Paul Grabowsky director / piano
Daniel Ngukurr Boy Wilfred vocals and bilma (South East Arnhem Land)
David Yipininy Wilfred yidaki (South East Arnhem Land)
Members of the Melbourne Symphony Orchestra and Australian Art Orchestra


Paul Grabowsky*, Daniel Ngukurr Boy Wilfred and David Yipininy Wilfred Wata: a Gathering for Manikay Performers, Improvising Soloists and Orchestra
*2021 MSO Composer in Residence

About the performance

Presented in collaboration with the Australian Art Orchestra

The power of music to connect all people has never been more present or important than in this powerful work by MSO’s 2021 Composer in Residence, Paul Grabowsky AO.

In the vast wilderness of northeastern Arnhem Land lies a sacred place called Nyilipidgi. It’s here the heart of the ancient culture of the Wagilak people is realised, through a tradition of shared songs which bind the community together, both reflecting on and creating a sense of identity, place and unity. These ceremonial song cycles are known as manikay.

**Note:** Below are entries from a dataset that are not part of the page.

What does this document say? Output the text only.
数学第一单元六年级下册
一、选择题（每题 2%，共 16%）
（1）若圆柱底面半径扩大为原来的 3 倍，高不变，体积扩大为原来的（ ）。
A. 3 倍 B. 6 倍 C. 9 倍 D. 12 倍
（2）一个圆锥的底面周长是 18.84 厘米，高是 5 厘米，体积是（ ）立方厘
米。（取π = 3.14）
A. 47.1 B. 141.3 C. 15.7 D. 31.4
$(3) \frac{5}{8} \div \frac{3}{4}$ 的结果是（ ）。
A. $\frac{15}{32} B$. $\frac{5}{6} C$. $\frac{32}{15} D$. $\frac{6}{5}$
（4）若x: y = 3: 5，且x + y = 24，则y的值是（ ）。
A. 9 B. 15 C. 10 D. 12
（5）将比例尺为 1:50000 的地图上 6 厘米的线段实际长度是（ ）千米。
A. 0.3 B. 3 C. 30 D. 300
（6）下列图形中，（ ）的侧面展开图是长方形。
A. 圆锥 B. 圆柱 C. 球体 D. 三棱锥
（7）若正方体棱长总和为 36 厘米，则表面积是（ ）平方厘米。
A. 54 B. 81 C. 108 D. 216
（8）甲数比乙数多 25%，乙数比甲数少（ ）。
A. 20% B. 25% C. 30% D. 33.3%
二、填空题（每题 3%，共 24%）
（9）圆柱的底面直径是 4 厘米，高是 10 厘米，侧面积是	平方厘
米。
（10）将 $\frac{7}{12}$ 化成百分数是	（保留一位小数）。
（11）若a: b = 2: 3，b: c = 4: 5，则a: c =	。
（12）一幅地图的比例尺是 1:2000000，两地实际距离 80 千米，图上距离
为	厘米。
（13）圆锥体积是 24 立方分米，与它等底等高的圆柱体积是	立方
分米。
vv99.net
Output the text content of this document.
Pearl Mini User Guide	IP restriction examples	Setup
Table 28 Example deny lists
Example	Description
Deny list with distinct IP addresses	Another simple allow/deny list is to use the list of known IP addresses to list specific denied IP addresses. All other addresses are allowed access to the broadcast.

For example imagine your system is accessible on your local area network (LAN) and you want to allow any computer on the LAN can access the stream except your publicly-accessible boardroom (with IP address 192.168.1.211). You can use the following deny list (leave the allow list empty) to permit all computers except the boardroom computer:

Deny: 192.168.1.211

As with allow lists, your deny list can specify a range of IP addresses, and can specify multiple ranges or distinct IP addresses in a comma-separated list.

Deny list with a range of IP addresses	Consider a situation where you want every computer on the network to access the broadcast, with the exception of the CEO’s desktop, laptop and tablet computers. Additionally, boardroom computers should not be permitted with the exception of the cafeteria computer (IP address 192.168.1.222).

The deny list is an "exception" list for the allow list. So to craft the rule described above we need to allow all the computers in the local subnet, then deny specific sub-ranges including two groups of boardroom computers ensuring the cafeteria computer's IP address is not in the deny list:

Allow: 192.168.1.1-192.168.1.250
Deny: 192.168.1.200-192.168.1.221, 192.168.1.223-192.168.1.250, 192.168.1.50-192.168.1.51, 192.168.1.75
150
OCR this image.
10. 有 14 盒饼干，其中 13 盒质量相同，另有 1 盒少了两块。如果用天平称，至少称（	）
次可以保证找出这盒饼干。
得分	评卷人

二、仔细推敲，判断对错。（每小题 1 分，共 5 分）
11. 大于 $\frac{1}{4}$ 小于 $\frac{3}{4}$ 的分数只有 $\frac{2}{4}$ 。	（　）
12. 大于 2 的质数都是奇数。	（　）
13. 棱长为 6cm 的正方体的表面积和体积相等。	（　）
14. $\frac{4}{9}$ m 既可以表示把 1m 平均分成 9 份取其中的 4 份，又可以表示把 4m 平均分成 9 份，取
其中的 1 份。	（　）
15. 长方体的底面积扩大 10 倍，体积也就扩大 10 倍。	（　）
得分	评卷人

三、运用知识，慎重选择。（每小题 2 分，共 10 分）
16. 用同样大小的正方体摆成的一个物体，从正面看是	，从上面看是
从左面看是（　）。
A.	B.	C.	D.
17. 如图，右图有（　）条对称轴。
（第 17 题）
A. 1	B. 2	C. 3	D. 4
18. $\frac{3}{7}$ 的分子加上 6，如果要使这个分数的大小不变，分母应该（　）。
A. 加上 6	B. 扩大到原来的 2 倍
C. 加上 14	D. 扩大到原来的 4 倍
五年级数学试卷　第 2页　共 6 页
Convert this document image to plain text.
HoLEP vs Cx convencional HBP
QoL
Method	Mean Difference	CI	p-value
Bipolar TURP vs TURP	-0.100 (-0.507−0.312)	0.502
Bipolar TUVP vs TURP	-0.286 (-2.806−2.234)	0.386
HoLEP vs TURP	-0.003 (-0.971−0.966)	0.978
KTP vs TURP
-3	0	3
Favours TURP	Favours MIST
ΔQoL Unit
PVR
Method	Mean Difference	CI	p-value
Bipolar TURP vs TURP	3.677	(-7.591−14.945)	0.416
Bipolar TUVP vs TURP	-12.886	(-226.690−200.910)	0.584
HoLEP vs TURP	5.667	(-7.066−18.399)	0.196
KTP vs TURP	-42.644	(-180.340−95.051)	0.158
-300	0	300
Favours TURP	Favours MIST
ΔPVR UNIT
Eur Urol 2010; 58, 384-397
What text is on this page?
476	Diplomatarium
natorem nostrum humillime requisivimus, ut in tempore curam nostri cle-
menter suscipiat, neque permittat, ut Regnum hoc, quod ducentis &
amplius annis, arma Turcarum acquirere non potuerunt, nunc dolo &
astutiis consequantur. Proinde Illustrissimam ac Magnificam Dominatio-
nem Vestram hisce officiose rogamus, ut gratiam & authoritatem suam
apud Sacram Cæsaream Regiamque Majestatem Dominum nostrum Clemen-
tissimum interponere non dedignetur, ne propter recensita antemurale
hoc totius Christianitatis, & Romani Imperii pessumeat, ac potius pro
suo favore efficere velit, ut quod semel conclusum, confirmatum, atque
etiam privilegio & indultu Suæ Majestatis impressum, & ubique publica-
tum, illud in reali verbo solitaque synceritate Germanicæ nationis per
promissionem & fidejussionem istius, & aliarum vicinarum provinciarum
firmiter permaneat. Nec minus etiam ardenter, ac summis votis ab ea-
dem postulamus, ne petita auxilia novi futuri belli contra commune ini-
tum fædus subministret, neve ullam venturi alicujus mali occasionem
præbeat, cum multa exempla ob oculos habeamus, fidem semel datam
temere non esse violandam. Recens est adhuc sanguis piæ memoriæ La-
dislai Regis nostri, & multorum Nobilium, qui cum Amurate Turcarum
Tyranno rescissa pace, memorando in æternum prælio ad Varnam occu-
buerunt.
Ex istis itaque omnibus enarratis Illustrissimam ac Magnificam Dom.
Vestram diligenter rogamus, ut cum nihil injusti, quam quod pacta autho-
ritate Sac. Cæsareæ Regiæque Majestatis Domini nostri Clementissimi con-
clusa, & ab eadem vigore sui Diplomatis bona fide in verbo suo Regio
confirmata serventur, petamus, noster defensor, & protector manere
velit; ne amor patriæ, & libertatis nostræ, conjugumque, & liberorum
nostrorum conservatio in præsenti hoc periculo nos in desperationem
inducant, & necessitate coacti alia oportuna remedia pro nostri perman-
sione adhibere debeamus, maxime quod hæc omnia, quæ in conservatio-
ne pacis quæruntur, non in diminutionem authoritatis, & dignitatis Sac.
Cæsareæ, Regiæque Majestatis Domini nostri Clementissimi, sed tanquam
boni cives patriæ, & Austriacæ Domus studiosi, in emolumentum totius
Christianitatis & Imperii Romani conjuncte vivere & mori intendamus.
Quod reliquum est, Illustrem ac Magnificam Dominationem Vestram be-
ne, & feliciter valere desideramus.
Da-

One of Australia’s most respected musical figures, multi ARIA-award winning jazz composer and pianist Paul Grabowsky brings together David Yipininy Wilfred, the traditional djunggayi (manager) of manikay on the country of Nyilipidgi, and his brother Daniel Ngukurr Boy Wilfred for this powerful performance of Wata celebrating the world’s oldest living culture.

Paul Grabowsky writes:
Wata is an ancient Yolngu word which translates as ‘wind’ in its many different iterations, both literal and mythopoetic. It is part of manikay which tells of the beginnings and ends of things, of the naming of people and places, songs that in their very performance dissolve our linear time into a vast well, a model of a fully interconnected universe. Wata is also a purification ritual, a song of new beginnings, of release, of flight, and connection to land, ancestry and hope for the future”.

Want more WATA? Learn about Wata In Conversation Ears Wide Open on 29 March at Iwaki Auditorium.

Duration: approx. 60 minutes with no interval

Program and artists subject to change

Arts Centre Melbourne indoor venues are operating at 75% capacity so you may be seated next to other patrons. The MSO and Arts Centre Melbourne strongly recommends the wearing of masks where 1.5m distancing is difficult to achieve, however wearing a mask is no longer a requirement for entry.

Important venue information:

  • QR code registration via a mobile device is required on arrival. We encourage you to download the Service Victoria app prior to your visit to ensure a faster check-in time.
  • Hamer Hall foyer bars will be open pre-show only
  • Personal water bottles will be permitted inside and filtered tap water will be available for self-service at the foyer bars
  • No Cloak Room
  • No Box Office sales or transactions, only available for trouble shooting or ticket collection

Orchestra safety on stage

The safety of our musicians, staff and audience remain the highest priority as we return to the post-COVID concert hall. In conjunction with the Department of Health and Human Services Victoria and Arts Centre Melbourne, the MSO has begun rapid-result, asymptomatic testing for all members of the Orchestra and on-stage production staff. As such, you may notice that our musicians are not wearing masks while performing, and that they may be spaced more closely together than previously.